• 選手に聞かないで誰に聞くんだ~JOC聞き取り調査

    by  • 2013/02/09 • Uncategorized • 0 Comments

    「31団体すべてで「暴力ない」 JOC聞き取り調査に回答 柔道五輪代表暴力問題」
    ロンドン五輪代表を含む柔道女子の国内トップ選手15人が園田隆二前代表監督らから暴力などを受けたと告発した問題で、日本オリンピック委員会(JOC)は8日、柔道以外の五輪競技での実態を把握するため、各競技団体の強化責任者らへの聞き取り調査を7日に続いて実施。2日間で聴取した31団体全てが「暴力はない」と回答したと発表した。8日は16競技で対象に聞いた。
    日本卓球協会の前原正浩専務理事は「日本代表の合宿でコーチ、トレーナーら10人ぐらいにヒアリングをした。(暴力は)ないということを確認した」と述べた。 産経新聞 2月8日(金)18時38分配信

    これは、もうJOCが問題の本質を分かってないとしか思えない。
    厚生労働省の報告書によれば、職場におけるパワーハラスメントの類型は以下のようになっている。

    • 暴行・傷害(身体的な攻撃)
    • 脅迫・名誉毀損・侮辱・ひどい暴言(精神的な攻撃)
    • 隔離・仲間外し・無視(人間関係からの切り離し)
    • 業務上明らかに不要なことや遂行不可能なことの強制、仕事の妨害(過大な要求)
    • 業務上の合理性なく、能力や経験とかけ離れた程度の低い仕事を命じることや仕事を与えないこと(過小な要求)
    • 私的なことに過度に立ち入ること(個の侵害)

    これを見ると、暴行・傷害ってどの程度ならあてはまるのか?、過大な要求、過小な要求の線引はどうなるのか、どこまでやると私的なことに過度に立ち入ったことになるのか、など判断が難しい。

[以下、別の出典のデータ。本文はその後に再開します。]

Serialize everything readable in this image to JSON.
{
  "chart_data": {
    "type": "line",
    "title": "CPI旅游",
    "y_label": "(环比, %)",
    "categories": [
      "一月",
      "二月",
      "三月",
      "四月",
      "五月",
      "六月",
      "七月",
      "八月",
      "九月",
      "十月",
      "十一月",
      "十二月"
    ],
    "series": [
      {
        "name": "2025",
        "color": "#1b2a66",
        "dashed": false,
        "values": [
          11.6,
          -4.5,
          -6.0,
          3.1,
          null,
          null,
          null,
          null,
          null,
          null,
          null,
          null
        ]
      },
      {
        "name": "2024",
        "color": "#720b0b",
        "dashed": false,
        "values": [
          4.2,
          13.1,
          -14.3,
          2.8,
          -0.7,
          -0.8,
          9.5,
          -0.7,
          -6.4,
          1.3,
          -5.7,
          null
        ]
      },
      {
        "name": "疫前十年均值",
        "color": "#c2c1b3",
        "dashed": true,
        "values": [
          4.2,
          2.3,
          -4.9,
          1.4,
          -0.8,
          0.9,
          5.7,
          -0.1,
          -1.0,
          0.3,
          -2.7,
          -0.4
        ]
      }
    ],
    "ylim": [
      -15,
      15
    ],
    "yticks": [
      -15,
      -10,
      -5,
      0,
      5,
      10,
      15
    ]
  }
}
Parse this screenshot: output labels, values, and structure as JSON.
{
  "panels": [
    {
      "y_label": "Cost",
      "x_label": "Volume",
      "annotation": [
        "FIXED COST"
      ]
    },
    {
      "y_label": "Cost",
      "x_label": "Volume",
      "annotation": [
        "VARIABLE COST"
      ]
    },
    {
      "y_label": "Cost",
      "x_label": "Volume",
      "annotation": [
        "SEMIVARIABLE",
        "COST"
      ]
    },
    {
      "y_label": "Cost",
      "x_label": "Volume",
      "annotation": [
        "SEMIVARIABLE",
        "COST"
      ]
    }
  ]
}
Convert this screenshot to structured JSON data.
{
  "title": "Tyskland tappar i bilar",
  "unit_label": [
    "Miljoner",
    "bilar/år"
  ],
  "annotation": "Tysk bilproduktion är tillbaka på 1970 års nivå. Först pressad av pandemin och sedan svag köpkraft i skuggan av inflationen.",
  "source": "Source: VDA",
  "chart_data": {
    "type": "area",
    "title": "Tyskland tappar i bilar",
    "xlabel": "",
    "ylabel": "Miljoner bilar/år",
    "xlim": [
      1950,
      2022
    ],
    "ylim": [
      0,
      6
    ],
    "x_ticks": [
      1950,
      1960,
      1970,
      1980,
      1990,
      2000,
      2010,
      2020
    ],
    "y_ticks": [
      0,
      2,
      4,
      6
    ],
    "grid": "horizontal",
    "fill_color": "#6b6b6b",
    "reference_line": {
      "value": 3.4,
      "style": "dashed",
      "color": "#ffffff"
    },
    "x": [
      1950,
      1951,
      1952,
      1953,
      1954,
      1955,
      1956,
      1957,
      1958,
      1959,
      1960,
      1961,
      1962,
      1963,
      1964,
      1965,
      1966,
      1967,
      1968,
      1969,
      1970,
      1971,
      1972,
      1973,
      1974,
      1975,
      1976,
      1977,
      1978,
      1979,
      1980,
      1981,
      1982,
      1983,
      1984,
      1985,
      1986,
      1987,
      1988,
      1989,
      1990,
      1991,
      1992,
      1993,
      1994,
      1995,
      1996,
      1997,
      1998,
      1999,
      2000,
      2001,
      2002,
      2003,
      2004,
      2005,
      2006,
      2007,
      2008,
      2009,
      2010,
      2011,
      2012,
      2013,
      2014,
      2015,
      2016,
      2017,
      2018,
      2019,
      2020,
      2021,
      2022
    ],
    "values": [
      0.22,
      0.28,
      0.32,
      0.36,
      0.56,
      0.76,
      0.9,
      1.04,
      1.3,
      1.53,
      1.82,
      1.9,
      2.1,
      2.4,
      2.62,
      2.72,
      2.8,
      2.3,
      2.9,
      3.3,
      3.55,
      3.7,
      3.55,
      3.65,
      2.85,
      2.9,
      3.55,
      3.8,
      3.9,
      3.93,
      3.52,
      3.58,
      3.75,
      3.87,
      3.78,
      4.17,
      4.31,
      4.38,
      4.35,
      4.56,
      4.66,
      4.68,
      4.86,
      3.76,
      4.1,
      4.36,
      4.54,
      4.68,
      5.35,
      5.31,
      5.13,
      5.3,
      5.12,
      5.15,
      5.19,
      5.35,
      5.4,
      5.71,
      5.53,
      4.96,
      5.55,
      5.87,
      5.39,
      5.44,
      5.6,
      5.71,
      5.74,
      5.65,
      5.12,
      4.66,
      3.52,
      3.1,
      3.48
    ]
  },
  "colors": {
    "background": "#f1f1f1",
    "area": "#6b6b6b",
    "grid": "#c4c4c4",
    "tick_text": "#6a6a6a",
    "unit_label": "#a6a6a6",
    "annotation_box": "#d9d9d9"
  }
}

結局セクハラと同じで受けた側がどう感じるかが判断基準になるから、職場であれば部下だし、スポーツ指導の現場であれば選手にどのように接していくかには細心の注意が求められるということになる。柔道の園田監督を告発した15名からは、どのような暴力、パワーハラスメントを受けたかも明らかになっていないので、断定はできないが、おそらく園田監督も暴力やパワーハラスメントをしているという意識はなかったのだと思う。だから、受け手によっては、ちょっと小突かれたり竹刀で打たれたり程度では暴力と思わないし、きつい言葉をかけられても叱咤激励だと受け止めるから「あんないい先生はいない」と擁護する発言も出てくる。指導者としては、そのような圧力に対する耐性が低い者がどのように受け止めるかということに想像力を働かせなければならない。
    今回のJOCのヒアリングは、31団体の強化責任者等を通じてコーチ、トレーナーへの聞き取りを行ったようだ。暴力はなかったというけれども、殴る蹴るのあからさまな暴力はなくても、「罰としてグラウンド10周」的なものはあったかもしれないし、暴言や侮辱のようなものもあったかもしれない。むしろ全くないとは信じられない。
    ヒアリングするなら指導者側じゃなくて選手に聞かないと意味ないでしょう。指導する側は、暴力やパワハラをやってるという意識がない人がほとんどだと思うよ。選手にヒアリングして、指導者には、「あー、こんなことが、パワハラにあたるんだ。」という認識をしてもらわないと、いろんな競技から同じようなことが起こってくるんじゃないかと思う。JOCは直ちに選手へのヒアリングを実施すべきだ。